A career in construction management includes planning, coordinating, and supervising construction projects from start to finish. Internships at undergraduate and/or graduate levels can significantly benefit a construction manager’s career by including focused, on-the-job learning.
The Nature of Internships in Construction Management
The shorter period of an internship — whether it is just through the summer or a whole semester long — is perfect for learning the tricks of the trade and acquainting yourself with workplace culture. An internship in construction management may occur during the process of gaining a degree in this field as a part of one’s graduation requirements. Alternatively, it could occur after graduation, before starting a full-time job. Sometimes, internship programs during the academic year will lead exceptional candidates to a full-time position upon graduation. At the minimum, most internships in construction management will lead to course credit.

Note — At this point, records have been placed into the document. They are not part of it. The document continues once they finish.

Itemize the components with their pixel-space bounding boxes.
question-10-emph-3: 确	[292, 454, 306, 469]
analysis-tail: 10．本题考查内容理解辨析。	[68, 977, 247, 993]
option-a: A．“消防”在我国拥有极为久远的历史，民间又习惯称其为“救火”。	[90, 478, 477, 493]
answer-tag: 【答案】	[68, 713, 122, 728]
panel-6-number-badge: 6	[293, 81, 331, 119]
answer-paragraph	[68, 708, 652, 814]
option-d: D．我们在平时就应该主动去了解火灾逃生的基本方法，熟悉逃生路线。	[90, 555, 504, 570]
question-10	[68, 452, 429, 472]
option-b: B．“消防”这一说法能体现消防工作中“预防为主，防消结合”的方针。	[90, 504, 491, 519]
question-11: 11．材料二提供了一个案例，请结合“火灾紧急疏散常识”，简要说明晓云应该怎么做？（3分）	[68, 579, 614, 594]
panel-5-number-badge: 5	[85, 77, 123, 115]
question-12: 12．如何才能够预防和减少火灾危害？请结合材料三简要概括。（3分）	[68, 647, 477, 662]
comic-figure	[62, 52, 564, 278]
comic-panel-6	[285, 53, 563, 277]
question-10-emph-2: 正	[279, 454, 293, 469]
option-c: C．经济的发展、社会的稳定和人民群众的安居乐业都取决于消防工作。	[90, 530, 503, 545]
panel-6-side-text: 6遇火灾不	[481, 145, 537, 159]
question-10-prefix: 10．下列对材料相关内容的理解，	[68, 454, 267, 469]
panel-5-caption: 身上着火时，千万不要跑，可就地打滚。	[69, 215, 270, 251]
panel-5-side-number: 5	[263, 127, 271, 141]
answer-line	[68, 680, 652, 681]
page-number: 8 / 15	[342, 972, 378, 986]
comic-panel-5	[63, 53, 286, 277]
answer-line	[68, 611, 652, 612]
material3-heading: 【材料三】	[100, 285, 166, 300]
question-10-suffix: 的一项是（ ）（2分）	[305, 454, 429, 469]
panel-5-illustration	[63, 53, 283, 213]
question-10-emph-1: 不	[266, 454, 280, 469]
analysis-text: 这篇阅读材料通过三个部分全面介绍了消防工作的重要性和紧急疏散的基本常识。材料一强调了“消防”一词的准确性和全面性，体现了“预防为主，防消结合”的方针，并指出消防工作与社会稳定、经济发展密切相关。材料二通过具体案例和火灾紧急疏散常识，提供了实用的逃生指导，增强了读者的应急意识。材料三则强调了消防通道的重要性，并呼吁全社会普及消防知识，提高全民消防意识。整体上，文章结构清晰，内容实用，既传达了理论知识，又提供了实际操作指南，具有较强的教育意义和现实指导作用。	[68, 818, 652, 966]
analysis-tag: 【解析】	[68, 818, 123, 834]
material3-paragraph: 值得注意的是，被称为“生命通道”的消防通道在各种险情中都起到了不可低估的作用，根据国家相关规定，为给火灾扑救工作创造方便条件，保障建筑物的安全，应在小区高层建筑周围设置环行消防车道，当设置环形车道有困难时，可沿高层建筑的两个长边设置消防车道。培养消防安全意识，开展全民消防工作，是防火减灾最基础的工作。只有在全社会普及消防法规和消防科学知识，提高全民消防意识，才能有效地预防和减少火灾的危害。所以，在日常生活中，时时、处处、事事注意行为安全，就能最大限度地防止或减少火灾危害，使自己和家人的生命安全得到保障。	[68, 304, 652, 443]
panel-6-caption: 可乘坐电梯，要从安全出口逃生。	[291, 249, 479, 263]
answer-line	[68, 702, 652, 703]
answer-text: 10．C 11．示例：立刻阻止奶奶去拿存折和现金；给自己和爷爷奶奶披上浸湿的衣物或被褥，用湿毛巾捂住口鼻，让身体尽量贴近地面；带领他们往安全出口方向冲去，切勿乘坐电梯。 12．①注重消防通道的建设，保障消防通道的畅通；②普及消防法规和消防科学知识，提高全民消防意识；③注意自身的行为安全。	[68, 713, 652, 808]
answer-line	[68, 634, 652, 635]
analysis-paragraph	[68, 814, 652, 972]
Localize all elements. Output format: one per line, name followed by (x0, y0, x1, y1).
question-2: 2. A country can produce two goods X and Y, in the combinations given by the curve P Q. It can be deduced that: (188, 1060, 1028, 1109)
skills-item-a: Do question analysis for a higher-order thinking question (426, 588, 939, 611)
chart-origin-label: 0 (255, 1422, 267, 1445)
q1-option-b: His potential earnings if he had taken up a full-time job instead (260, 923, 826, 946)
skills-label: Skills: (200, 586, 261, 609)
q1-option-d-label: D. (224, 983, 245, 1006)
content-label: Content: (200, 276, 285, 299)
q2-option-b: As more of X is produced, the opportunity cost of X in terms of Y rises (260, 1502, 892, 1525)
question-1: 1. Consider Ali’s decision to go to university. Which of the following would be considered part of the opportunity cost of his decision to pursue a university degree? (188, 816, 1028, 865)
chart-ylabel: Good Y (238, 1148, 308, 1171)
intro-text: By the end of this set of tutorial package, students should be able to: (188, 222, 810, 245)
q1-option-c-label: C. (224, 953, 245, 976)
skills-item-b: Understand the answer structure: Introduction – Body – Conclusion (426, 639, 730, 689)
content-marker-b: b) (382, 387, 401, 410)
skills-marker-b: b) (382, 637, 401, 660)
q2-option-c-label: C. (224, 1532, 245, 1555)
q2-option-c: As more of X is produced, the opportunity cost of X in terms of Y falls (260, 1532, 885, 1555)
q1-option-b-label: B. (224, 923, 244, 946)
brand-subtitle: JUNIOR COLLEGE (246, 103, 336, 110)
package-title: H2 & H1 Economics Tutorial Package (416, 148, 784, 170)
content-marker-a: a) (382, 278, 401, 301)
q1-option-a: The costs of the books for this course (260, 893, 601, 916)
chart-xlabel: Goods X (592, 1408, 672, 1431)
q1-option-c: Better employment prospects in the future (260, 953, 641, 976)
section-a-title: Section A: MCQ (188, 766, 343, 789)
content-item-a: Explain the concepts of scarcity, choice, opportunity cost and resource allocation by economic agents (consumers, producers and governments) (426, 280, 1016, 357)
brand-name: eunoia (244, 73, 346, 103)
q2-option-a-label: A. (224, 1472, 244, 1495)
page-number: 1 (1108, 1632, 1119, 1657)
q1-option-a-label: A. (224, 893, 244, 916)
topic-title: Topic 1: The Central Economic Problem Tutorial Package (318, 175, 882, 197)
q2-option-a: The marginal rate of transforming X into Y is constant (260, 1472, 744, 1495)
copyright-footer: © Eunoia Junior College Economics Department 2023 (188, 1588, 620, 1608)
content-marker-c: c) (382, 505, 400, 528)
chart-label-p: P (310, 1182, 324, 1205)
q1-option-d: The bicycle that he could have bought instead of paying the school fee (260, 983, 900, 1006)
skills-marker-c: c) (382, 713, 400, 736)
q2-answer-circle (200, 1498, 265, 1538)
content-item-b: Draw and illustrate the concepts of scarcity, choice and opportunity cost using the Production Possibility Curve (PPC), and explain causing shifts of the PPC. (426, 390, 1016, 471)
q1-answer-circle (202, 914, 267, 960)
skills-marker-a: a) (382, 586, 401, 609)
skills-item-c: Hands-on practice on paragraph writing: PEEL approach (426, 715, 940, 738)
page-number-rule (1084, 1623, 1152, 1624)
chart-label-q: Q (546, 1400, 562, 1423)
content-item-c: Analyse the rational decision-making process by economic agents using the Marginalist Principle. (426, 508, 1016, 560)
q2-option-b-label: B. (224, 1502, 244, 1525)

More often than not, these internships are a collaboration between the institute of higher education and the workplace at which the internship occurs. Regardless of the specifics, an ideal internship program helps an aspirant learn how to work in a team while simultaneously gaining as much personal knowledge of the craft as possible.
The Benefits of an Internship for Construction Management
In the construction industry, a well-crafted internship can teach one a variety of soft skills, as well as specific hands-on skills like civil engineering (design, construction, and maintenance of naturally built environments) and sustainable construction (design and build with effective use of resources, in an environmentally sustainable manner). Aspiring construction managers can become better trained in practical construction through internships, where they can acquire and hone essential skills such as:
• Analytical skills: Analytical skills are vital for planning project strategies as well as cost-estimating materials, labor, and time required to complete projects.
• Decision-making skills: Construction managers need to be able to choose staff efficiently. This includes coordinating personnel and subcontractors when necessary and maintaining a sound working relationship with the whole team. Construction managers may also need to interact with lawyers and local government officials like city inspectors to ensure all regulations for construction are met.
• Initiative: Learning how to take initiative at an early stage is one of the keys to success for a construction manager. For instance, in the case of self-employed construction management, generating business opportunities becomes of paramount importance. This includes finding clients, marketing services, and technical skills to interpret contracts and construction technology.
• Communication skills: Communication skills — especially oral communication — are essential to explain complex technical information to clients, workers, and building specialists such as architects, electricians, and landscaping workers. Similarly, for construction managers, written communication skills are necessary to formulate proposals and budgets as well as document the progress of the building work.
Aside from practical experience, the soft skills gathered through an internship can not only be used either to boost a job application to the same company but will also come in handy at a later stage in one’s construction career. Ultimately, internships enable aspirants to develop confidence in the field of their choice. In turn, construction managers who have completed internship programs may be more likely to pay it forward for future generations of construction management students.
Components of a Construction Management Internship Program
For those who become successful construction managers, instituting a construction management internship program or improving an already-existing program at their place of work is a great way to pay it forward.
As mentioned in an article by Forbes, interns should be as carefully selected as employees. Beyond general qualifications, interns must be willing to learn the technical skills of the job, fit the mold of the company, and believe in teamwork. This is especially important for future construction managers, who need to have a thorough knowledge of various stages of building and maintenance to oversee and delegate work efficiently. Willingness to learn fast and be open to ideas can help in decision-making at critical moments, saving both time and money. Thus, the first step of creating a successful internship program is carefully formulating selection criteria for potential candidates.
Secondly, the implementation of mentorship may improve the quality of internship programs. This involves pairing interns with mentors who are construction industry professionals. For example, an aspiring project manager intern shadowing an actual superintendent or a project manager can learn practical details of the job faster. This ensures focused learning which better prepares the interns for real-world experiences.
An important part of any training program is helping trainees help realize their potential. One way to do this is to have interns write down their goals at the beginning of the internship and revisit them at the end of the program. Additionally, experts recommend ensuring that interns learn a new thing every day and ask questions about construction. These channel focus, boost confidence, and may even encourage interns to pursue specialized training before applying for a job.
Finally, an internship program must necessarily illustrate team and management hierarchies. In other words, it is useful to have an understanding of how the team functions, who reports to whom, and why it is so. An internship in construction management should then ideally allow interns to see how different levels of management interact with one another, and the various qualities necessary for managers to succeed. Like all other project management jobs, construction management requires an expression of passion that inspires and motivates a team; courage to take risks and execute risk management strategies; establishment of stern but accommodating authority; and resilience to turn mistakes into future successes.
Internships, whether part-time or full-time, are beneficial for management career paths. Ultimately, these programs should offer a learning environment where interns are treated like employees without pressuring them to perform alone. Construction management internships have the potential to benefit both the hiring company and the intern, allowing interns to gain entry-level practical experience while allowing the company to determine whether the intern could be a good fit in terms of future employability.